TidBit #3: Apparently royals lead a sheltered life.
Monaco's Prince Albert was tricked into having a baby with flight attendent. Would someone be good enough to tell His Highness how babies are made so he won't get talked into a game of "gas pump" again?
TidBit #4: Baseball's hot dog wars
The Sun-Times recently compared food served at the Cubs and Sox ballparks, and claims the Sox vend healthier offerings. (You can now add “healthy ballpark food" to your list of oxymorons.)
As anyone who has visited both parks knows, there is something wrong with the study. One look at the respective crowd does the trick. Sox fans out weigh Cubs fan by at least 35 pounds per person -- and that’s only the kids. You do not want to sit between two Sox fans if you hope to inhale. (Of course with their attendance, not much chance you will have to.)
Don't they get it? Ballpark food is NOT supposed to be healthy. It is supposed to be God-awful junk food. When you eat a hot dog from the ballpark, you want that distinctive flavor of a cheap fatty wiener with a hint of overused grease; and served tepid with a garnish of bright green dyed relish, a dollop of crusty brownish sun-baked mustard and a drizzle of onion mush. THAT is a great dog ... but only at the ballpark. I would send it back if served in any other environment.
Remember, we are talking baseball fans. This is not a snooty social event where people accompany morsels of hard to pronounce foods with a glass of hard to pronounce wine that costs more than a keg of beer. This is not the crowd that sips with pinky extended. They are more likely to guzzle several brewskis, and spill and belch a lot --- and the only thing interesting about their pinky is some flashy oversized ring.

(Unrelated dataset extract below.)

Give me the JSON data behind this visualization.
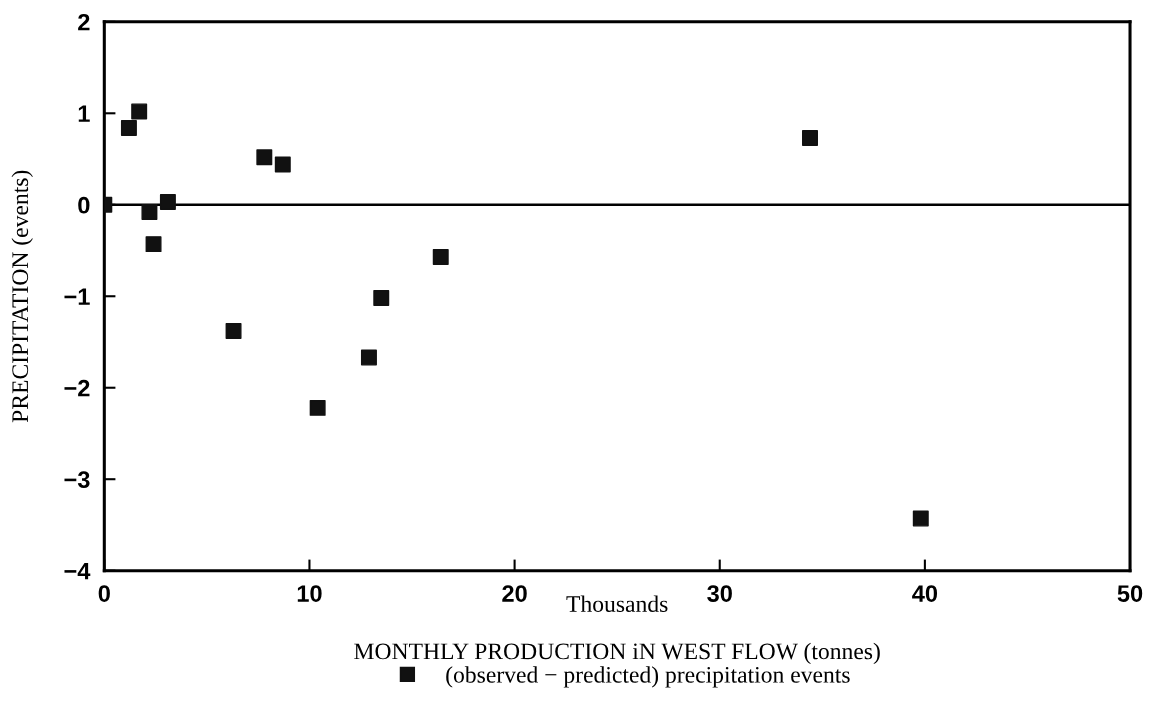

And if that is not bad enough, Sox fans are the #1 violators of the cardinal rule of Chicago hot dog preparation. They apply ... ketchup.
Cubs win the food contest, spoons down.
TidBit #5: Why didn't I know that?
Newspaper columnist Paige Wiser said it. No mushy qualified language. This is why we buy newspapers. In a recent column, she said, "The No.1 cause of traffic accidents is hitting other cars." I would never have guessed.